The space between the gates became a place for public speaking with the listeners sitting on stone benches (Proverbs 1:21; 2 Chronicles 32:6; Jeremiah 17:19). Men would gather there for conversation (Psalm 69:12) and many would rest there (Esther 2:21). It was in this area between the gates that the people would gather to hear important announcements (2 Chronicles. 32:6; Jer 7:2; 17:19-27) or the reading of the law (Nehemiah 8:1,3) or where the elders transacted legal business (Deut 16:18; 21:18-20; Josh 20:4; Ruth 4:1,2,11). And because of the security of the location and the gathering of many men on any day, it became the place where local justice was dispensed (Ruth 4:1-2).

Kings and judges would sit here holding "court" to hear complaints and to give judgments.

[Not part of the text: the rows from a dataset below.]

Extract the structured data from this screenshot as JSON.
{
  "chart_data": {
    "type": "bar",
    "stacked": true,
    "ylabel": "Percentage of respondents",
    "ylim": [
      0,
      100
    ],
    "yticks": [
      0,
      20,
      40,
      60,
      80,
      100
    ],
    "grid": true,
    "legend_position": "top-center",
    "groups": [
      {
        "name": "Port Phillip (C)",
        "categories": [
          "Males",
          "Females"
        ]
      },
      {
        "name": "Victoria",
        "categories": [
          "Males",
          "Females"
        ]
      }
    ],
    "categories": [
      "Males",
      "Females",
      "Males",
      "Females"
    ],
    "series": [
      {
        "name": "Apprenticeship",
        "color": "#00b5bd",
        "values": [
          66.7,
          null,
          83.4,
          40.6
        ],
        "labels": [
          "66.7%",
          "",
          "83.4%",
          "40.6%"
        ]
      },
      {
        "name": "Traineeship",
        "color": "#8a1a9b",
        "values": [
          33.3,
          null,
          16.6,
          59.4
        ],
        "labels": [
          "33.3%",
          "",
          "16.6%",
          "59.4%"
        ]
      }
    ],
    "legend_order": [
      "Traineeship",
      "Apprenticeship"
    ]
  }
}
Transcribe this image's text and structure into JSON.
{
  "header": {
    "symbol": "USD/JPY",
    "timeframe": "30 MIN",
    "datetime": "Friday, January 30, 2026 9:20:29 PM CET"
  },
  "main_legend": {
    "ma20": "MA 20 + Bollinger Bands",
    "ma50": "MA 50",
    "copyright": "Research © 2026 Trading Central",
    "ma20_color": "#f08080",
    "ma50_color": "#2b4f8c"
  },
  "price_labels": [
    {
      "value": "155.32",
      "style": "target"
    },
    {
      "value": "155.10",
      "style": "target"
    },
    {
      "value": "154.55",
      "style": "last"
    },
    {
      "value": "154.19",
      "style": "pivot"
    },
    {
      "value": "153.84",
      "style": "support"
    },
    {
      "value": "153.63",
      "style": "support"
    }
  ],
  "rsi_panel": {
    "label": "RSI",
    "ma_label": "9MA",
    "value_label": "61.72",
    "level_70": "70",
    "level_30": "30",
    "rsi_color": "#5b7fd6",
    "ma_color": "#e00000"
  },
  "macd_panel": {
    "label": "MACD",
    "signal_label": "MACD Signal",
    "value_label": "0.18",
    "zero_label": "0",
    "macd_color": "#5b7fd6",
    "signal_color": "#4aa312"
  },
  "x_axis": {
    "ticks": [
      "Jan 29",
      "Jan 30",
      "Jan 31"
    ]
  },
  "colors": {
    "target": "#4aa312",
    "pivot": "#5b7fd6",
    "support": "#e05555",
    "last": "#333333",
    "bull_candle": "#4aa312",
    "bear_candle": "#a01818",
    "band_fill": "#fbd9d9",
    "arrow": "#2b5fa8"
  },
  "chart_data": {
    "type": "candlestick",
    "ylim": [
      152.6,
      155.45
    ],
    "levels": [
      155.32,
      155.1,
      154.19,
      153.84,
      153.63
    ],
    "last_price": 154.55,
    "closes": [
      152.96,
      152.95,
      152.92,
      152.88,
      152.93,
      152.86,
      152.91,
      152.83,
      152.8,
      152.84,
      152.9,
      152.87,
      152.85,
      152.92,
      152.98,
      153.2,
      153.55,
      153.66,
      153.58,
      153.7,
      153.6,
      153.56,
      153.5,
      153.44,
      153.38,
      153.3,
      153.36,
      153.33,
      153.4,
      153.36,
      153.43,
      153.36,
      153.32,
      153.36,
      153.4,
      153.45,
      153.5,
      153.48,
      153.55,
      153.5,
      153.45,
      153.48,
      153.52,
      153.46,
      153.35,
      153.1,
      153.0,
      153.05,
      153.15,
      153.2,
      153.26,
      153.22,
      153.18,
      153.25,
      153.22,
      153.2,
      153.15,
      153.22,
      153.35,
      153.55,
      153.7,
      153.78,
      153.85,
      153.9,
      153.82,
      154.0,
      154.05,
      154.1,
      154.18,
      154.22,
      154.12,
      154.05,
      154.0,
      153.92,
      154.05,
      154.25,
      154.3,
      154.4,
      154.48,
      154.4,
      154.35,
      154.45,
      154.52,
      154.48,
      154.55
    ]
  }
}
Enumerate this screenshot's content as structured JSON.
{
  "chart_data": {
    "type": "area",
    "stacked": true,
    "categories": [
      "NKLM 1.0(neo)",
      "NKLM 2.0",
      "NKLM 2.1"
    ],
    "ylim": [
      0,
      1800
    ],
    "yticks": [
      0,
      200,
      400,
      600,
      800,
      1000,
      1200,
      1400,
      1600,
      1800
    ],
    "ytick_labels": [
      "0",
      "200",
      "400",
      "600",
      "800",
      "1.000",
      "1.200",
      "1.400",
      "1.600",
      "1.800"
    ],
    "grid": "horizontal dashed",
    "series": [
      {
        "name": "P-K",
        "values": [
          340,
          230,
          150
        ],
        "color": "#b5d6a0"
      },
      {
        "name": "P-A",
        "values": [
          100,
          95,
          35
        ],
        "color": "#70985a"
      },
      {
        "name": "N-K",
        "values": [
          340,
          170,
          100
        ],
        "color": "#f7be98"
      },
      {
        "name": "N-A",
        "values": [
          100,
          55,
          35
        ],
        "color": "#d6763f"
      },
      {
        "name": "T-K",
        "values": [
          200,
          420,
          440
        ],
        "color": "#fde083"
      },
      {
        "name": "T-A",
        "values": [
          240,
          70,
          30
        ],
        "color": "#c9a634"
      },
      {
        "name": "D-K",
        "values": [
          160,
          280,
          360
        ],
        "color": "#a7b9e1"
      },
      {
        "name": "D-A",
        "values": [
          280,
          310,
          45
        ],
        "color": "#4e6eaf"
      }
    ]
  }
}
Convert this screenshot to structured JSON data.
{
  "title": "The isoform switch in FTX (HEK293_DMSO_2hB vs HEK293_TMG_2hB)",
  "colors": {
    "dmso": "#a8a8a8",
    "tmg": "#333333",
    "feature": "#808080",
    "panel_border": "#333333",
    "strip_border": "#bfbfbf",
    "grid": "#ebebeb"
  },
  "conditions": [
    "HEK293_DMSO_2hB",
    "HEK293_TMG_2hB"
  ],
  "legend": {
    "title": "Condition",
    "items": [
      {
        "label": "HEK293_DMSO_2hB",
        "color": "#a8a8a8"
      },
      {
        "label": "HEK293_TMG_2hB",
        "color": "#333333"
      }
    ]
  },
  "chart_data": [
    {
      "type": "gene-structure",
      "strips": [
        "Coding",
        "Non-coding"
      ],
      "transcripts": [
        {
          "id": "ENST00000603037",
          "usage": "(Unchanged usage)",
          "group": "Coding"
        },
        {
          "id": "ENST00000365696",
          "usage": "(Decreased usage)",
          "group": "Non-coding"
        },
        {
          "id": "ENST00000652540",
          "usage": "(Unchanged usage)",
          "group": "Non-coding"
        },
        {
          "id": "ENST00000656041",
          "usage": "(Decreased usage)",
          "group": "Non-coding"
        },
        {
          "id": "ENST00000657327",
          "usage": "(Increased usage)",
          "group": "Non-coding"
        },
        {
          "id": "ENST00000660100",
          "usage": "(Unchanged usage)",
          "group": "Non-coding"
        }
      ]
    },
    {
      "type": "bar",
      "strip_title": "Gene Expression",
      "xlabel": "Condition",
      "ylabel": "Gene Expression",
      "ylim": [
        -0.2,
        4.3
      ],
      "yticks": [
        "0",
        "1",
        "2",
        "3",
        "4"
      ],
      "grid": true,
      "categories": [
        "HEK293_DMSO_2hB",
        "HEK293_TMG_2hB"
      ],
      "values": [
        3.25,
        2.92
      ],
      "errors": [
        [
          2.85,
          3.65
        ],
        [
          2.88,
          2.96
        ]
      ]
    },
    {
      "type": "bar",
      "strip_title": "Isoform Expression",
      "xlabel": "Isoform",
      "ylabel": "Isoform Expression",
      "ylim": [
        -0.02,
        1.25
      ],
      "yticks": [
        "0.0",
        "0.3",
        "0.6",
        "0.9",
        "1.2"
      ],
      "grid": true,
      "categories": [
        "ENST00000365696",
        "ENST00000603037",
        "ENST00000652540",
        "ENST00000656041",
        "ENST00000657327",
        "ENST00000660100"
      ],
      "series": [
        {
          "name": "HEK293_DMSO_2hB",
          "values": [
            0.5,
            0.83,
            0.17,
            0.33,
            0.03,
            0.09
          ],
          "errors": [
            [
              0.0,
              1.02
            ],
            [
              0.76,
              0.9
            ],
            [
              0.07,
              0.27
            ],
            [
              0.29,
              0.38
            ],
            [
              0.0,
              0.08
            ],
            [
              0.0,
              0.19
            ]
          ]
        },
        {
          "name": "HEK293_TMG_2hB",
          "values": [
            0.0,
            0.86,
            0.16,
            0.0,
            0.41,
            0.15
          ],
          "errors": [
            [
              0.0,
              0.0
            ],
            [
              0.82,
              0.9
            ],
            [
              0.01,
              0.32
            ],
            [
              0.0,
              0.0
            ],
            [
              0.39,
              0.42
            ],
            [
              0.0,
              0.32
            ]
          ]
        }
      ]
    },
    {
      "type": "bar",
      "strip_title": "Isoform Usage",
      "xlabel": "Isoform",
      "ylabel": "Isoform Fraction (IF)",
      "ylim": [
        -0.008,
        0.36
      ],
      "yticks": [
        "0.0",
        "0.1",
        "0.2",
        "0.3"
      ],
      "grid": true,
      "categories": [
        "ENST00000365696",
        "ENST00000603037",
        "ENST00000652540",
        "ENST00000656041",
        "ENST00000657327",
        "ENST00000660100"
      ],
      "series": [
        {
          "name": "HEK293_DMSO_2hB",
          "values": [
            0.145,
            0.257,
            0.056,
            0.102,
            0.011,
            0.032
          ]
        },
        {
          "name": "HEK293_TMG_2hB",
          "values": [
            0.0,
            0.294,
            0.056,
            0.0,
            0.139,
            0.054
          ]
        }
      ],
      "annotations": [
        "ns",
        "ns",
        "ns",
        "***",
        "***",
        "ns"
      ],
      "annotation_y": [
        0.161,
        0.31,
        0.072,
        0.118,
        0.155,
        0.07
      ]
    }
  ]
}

This is where the term "courtyard" came from.

Moses stood in the gate (Exodus 32:26).

Daniel sat in the gate of King Nebuchadnezzar as "ruler over the whole province of Babylon" (Daniel 2:48-49).`

The Elders (rulers or judges) of the city would sit in the gate (Deuteronomy 22:15; Ruth 4:11; Isaiah 29:21; Amos 5:10,15) to give judgments.

Kings sat in the gate (2 Samuel 19:8; 1 Samuel 9:18; Jeremiah 38:7).

Angels stand in the gate (Ezekiel 40:3)

Servants of the King sit in the gate of the king's palace to control entry onto the king (2 Kings 7:17; Jeremiah 37:13,18; 38:7; Daniel 2:49; Jeremiah 7:2; Esther 2:21; 3:2) and to give service to the king.

We now see that when a person sits or is referred to as in the gate, it means that this person has a position of authority . The Elders of a city were older men who were respected for their wisdom and honesty. The Kings gave judgments on large matters and some of the Elders would be appointed to give judgments on the smaller matters brought before them. Most legal business was witnessed by the entire body of Elders as witnesses of the truth and legality of the business, making it binding.

Can you find the other verses that refers to being in the gate or in the kings gate or to possess the gate? Remember that we said that to possess the gate was to possess the city, that means that whoever controls the gate of the city also rules the city.